In our view, key markets are not geared for such a moment of policy clarity should it emerge before year-end, presenting opportunities for some proactive and reactive tactics: We detail these dynamics in our most recent collaboration with Morgan Stanley’s cross-asset strategy team. One proactive idea that stands out for its asymmetrical response is being short duration in USD fixed income, the 30-year in particular. Despite its strong move last week, it should still be a bellwether for clearer expectations on deficit expansion and a continued V-shaped recovery in the US. A more reactive idea is in US equities, where a dip-buying opportunity could emerge.

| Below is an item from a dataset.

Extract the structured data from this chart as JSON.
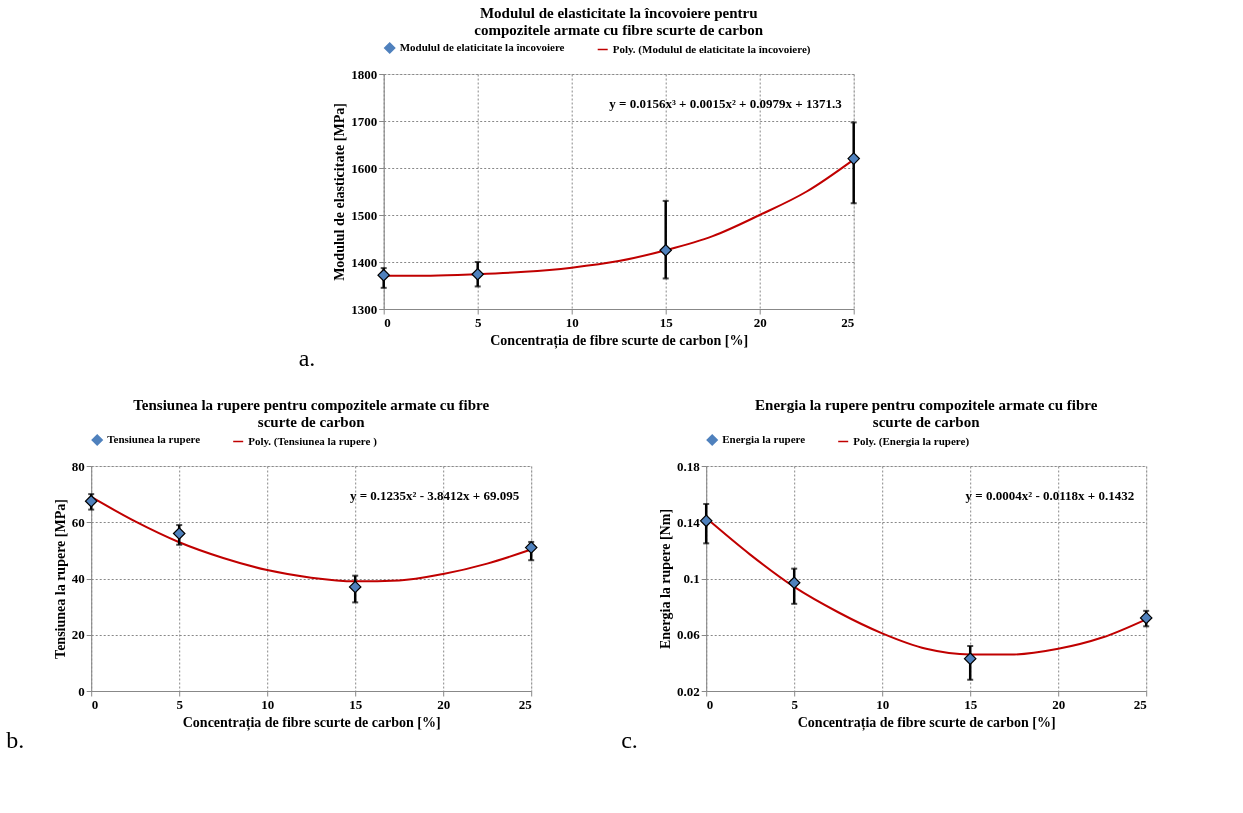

For example, if a Democratic sweep outcome in the election becomes known quickly, markets could initially reflect concerns about rising taxes before giving way to the benefits of fiscal expansion and, perhaps more importantly, an economy that remains in the recovery phase of the cycle.

There is just one problem with Morgan Stanley's reco to short the 30Y: everyone and their grandmother is already in it, and in fact, one can argue that the entire Morgan Stanley line of thought is not contrarian at all, with markets now appearing to fully price in a reflation trade.

In fact, for those betting on outcomes, the best upside/downside risk-adjusted trade is to fade the reflation trade which in the past 3 weeks has allowed Russell stocks to strongly outperform their Nasdaq-based deflationary proxies. In further fact, for those cynics among us, one could almost argue that Morgan Stanley is merely hoping to take the other side of the trade that it is pitching to its clients. The next few days of trading should reveal the answer if the unprecedented 30Y short and heavy positioning into further curve steepening can continue, or will punish the momentum-chasing macrotourists.